Setelah mendapat persetujuan di tingkat Komisi III, keputusan ini akan dibawa ke rapat paripurna untuk disahkan. Safaruddin belum dapat memastikan jadwal pasti rapat paripurna tersebut. “Nanti ada proses kan harus dibawa ke paripurna. Iya dibaca di Paripurna terdekat. Nggak tahu besok ada atau nggak, kan harus disahkan di paripurna,” jelasnya.

Kewajiban Mundur dari DPR

Safaruddin menegaskan bahwa Adies Kadir wajib mengundurkan diri dari jabatannya sebagai anggota DPR RI setelah statusnya sebagai hakim MK disahkan dalam rapat paripurna. “Iya pastilah (mundur dari DPR).

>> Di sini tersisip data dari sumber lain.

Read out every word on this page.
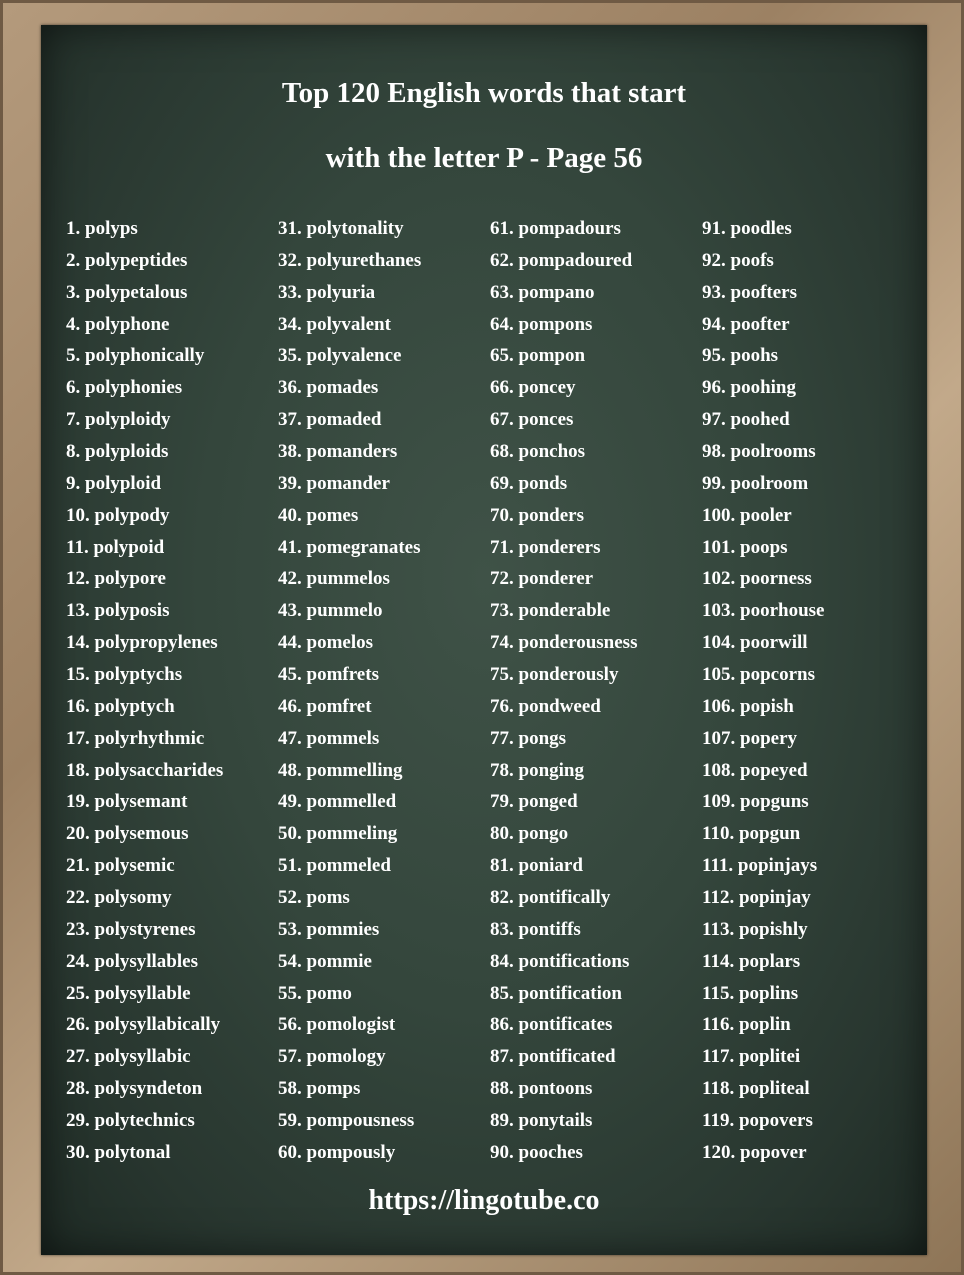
Top 120 English words that start
with the letter P - Page 56
1. polyps
2. polypeptides
3. polypetalous
4. polyphone
5. polyphonically
6. polyphonies
7. polyploidy
8. polyploids
9. polyploid
10. polypody
11. polypoid
12. polypore
13. polyposis
14. polypropylenes
15. polyptychs
16. polyptych
17. polyrhythmic
18. polysaccharides
19. polysemant
20. polysemous
21. polysemic
22. polysomy
23. polystyrenes
24. polysyllables
25. polysyllable
26. polysyllabically
27. polysyllabic
28. polysyndeton
29. polytechnics
30. polytonal
31. polytonality
32. polyurethanes
33. polyuria
34. polyvalent
35. polyvalence
36. pomades
37. pomaded
38. pomanders
39. pomander
40. pomes
41. pomegranates
42. pummelos
43. pummelo
44. pomelos
45. pomfrets
46. pomfret
47. pommels
48. pommelling
49. pommelled
50. pommeling
51. pommeled
52. poms
53. pommies
54. pommie
55. pomo
56. pomologist
57. pomology
58. pomps
59. pompousness
60. pompously
61. pompadours
62. pompadoured
63. pompano
64. pompons
65. pompon
66. poncey
67. ponces
68. ponchos
69. ponds
70. ponders
71. ponderers
72. ponderer
73. ponderable
74. ponderousness
75. ponderously
76. pondweed
77. pongs
78. ponging
79. ponged
80. pongo
81. poniard
82. pontifically
83. pontiffs
84. pontifications
85. pontification
86. pontificates
87. pontificated
88. pontoons
89. ponytails
90. pooches
91. poodles
92. poofs
93. poofters
94. poofter
95. poohs
96. poohing
97. poohed
98. poolrooms
99. poolroom
100. pooler
101. poops
102. poorness
103. poorhouse
104. poorwill
105. popcorns
106. popish
107. popery
108. popeyed
109. popguns
110. popgun
111. popinjays
112. popinjay
113. popishly
114. poplars
115. poplins
116. poplin
117. poplitei
118. popliteal
119. popovers
120. popover
https://lingotube.co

Kan kita sudah kenal beliau,” tutur Safaruddin.

Perasaan Adies Kadir

Menanggapi penetapannya sebagai hakim MK, Adies Kadir mengungkapkan perasaannya yang campur aduk. Ia mengaku merasa sedikit sedih karena telah menganggap Komisi III DPR sebagai rumah kedua.

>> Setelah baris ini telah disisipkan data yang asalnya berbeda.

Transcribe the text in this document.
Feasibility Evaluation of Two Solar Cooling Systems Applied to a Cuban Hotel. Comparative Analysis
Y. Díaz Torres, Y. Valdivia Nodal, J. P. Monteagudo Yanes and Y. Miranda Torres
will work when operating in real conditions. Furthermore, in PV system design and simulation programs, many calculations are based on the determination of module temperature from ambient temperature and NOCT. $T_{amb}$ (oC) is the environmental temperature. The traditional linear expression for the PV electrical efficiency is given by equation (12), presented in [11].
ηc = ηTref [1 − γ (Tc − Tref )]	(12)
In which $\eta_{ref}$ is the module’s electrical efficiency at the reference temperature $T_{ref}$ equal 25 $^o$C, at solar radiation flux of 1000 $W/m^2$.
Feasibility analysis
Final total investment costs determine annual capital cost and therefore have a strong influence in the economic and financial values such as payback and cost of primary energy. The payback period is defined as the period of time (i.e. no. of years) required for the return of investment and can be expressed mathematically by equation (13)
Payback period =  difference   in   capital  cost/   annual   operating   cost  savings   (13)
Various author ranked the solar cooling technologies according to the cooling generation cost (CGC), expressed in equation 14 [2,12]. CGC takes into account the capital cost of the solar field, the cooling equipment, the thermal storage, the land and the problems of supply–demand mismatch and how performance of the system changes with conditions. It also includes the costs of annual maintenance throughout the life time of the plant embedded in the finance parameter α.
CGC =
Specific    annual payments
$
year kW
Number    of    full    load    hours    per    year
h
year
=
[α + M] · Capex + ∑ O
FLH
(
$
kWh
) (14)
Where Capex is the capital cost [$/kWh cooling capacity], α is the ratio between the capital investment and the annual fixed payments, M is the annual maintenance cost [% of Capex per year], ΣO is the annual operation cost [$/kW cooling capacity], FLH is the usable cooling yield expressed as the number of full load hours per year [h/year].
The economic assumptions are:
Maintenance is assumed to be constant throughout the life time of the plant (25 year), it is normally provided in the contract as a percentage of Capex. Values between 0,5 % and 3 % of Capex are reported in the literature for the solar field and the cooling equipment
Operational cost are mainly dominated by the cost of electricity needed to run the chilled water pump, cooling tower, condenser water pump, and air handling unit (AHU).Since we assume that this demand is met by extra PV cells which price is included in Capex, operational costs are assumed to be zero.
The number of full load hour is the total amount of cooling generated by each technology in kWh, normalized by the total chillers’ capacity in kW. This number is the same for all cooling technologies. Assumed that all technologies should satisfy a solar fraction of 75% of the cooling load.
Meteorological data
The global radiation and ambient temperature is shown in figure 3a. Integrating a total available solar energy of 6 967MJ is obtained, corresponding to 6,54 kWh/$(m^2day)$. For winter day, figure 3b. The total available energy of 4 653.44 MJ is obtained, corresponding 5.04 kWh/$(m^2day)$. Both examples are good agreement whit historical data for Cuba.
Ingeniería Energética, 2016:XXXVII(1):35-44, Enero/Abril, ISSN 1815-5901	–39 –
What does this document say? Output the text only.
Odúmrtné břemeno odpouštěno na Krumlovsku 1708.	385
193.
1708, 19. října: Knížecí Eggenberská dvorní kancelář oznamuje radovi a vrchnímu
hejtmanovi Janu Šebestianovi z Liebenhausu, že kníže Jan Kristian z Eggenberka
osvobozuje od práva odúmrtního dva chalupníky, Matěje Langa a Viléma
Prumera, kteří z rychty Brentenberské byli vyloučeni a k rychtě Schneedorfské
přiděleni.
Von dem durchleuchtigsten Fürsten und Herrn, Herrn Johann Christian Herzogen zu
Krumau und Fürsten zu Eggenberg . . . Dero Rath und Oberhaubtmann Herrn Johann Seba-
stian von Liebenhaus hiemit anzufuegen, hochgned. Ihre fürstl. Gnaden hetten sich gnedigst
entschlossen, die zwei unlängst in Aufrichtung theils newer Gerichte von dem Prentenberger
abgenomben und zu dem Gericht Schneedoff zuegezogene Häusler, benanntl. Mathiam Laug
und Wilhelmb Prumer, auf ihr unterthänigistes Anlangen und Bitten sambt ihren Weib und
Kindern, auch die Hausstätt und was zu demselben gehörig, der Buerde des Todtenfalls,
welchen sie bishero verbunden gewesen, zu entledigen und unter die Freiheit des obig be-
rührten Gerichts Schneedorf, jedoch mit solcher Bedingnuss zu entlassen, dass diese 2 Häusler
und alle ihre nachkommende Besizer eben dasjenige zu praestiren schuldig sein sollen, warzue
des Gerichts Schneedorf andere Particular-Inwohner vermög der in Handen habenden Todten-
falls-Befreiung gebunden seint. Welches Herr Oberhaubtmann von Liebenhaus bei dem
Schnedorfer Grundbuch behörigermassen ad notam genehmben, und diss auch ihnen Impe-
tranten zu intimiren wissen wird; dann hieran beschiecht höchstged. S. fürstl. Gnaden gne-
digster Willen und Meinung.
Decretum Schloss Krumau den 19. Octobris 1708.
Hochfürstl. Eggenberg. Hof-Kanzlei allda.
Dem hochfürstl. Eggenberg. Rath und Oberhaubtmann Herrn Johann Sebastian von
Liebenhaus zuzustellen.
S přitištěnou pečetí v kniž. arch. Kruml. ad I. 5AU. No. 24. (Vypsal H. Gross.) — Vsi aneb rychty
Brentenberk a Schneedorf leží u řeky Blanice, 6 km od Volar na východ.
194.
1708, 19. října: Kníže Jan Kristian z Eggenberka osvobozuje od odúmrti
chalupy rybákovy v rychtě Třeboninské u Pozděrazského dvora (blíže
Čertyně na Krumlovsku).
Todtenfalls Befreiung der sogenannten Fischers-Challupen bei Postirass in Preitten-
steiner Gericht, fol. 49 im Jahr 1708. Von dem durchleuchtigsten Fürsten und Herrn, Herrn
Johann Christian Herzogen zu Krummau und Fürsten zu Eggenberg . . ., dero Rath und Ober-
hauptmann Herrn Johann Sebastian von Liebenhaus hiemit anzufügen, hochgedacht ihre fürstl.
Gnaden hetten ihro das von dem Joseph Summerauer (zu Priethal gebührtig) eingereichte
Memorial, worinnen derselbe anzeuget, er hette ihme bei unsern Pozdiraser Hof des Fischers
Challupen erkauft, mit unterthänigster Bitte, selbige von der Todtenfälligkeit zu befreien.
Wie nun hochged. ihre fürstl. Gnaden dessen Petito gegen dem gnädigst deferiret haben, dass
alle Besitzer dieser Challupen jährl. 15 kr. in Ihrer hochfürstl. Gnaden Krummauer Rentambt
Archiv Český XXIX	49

“Terima kasih pimpinan karena seluruhnya sudah ditutup maka saya sebagai pribadi ingin ucapkan terima kasih kepada pimpinan dan para anggota Komisi III yang mulia, sebetulnya ini membuat saya agak sedih karena Komisi III ini sudah seperti rumah kedua saya,” kata Adies Kadir usai disetujui oleh Komisi III DPR, di DPR RI, Jakarta, Senin (26/1/2026).

Advertisement

Adies Kadir telah menjadi bagian dari Komisi III DPR sejak tahun 2014. Ia merasa betah selama belasan tahun di komisi tersebut berkat suasana kekeluargaan yang kental.

“Sejak 2014 saya jadi anggota DPR saya tidak pernah pindah-pindah komisi sampai saat ini sudah masuki periode ke-3 saya sudah berada di Komisi III, karena apa? Situasi kondisi di Komisi III sudah sangat cocok situasi kekeluargaan, kekerabatan, tidak ada saling sikut, tidak ada saling iri, saling dengki, semua suka ditanggung bersama, senang ditanggung bersama, kalau susah juga ditanggung bersama, itu kelebihan anggota Komisi III,” paparnya.

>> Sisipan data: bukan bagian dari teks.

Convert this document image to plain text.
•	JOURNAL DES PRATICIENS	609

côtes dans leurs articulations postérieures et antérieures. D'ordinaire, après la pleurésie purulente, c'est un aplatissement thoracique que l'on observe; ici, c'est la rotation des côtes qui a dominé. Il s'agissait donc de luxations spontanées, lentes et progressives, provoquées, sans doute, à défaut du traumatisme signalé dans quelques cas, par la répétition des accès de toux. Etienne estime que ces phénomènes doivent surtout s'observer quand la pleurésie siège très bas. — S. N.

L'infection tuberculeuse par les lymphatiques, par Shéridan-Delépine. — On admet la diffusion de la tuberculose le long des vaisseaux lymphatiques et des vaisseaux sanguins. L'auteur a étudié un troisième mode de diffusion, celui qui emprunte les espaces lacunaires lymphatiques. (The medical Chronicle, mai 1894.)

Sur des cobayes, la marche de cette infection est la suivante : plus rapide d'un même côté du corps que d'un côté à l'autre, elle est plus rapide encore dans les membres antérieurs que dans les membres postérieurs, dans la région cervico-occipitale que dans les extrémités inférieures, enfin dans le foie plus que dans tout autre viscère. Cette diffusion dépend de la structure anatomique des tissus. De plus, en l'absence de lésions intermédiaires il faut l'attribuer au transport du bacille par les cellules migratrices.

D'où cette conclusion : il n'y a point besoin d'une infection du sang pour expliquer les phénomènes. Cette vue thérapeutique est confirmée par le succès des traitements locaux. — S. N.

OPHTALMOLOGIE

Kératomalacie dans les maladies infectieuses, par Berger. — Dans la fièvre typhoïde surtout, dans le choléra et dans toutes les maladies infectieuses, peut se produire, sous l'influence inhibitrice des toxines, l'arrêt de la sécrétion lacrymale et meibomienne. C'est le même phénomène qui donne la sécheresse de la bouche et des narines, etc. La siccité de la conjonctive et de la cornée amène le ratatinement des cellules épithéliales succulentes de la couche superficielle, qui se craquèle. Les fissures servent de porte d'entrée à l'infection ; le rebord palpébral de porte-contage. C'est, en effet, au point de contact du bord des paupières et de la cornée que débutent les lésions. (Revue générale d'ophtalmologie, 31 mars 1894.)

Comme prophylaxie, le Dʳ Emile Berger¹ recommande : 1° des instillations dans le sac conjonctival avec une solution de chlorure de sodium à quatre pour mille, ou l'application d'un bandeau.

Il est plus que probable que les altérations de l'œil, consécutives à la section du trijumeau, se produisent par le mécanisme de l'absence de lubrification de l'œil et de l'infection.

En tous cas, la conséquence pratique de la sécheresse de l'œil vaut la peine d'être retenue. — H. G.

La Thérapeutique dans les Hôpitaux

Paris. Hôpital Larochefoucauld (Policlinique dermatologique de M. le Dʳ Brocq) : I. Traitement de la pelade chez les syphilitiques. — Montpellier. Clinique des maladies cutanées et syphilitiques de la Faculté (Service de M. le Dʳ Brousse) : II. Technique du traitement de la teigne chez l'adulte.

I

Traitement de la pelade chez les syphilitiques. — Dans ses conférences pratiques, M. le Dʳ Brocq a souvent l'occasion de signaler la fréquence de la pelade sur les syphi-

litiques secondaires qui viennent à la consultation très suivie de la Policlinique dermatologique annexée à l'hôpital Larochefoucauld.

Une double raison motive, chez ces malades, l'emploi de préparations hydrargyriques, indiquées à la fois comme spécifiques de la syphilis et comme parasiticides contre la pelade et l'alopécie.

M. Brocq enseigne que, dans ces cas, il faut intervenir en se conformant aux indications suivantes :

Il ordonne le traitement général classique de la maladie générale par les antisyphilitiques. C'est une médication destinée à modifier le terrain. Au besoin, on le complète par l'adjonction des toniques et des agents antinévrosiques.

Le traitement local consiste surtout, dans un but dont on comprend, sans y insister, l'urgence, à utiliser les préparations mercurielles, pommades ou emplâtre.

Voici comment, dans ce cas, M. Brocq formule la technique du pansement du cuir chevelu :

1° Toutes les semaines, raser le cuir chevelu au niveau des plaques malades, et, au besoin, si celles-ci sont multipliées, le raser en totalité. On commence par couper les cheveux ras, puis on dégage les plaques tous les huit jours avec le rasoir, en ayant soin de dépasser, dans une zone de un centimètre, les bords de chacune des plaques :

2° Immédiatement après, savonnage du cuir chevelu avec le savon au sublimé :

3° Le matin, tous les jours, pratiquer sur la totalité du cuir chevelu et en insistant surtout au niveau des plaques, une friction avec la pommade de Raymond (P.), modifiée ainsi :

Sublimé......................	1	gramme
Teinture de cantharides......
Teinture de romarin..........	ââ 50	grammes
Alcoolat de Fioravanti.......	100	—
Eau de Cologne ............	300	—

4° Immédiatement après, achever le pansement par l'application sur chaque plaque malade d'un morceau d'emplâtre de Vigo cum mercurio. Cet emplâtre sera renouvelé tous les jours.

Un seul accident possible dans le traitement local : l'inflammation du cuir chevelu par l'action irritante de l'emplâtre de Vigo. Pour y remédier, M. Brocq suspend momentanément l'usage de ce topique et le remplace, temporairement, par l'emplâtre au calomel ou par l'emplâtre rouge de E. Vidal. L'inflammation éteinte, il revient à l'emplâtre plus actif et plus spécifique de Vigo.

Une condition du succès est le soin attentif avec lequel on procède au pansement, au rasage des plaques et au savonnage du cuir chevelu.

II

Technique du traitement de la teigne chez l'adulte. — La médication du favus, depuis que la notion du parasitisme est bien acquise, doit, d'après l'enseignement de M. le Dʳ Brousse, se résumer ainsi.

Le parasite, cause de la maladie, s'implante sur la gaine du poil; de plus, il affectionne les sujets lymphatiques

Komitmen Menjaga Konstitusi

Meskipun merasa berat meninggalkan Komisi III, Adies Kadir menyampaikan terima kasih atas kepercayaan yang diberikan kepadanya untuk menjadi hakim MK. Ia berjanji akan menjalankan tugasnya dengan baik dan menjaga konstitusi negara.

“Terima kasih kepercayaannya saya akan jaga kepercayaan dari teman-teman dengan baik, menjaga konstitusi di negara kita agar bisa berjalan sesuai porsinya,” ujarnya.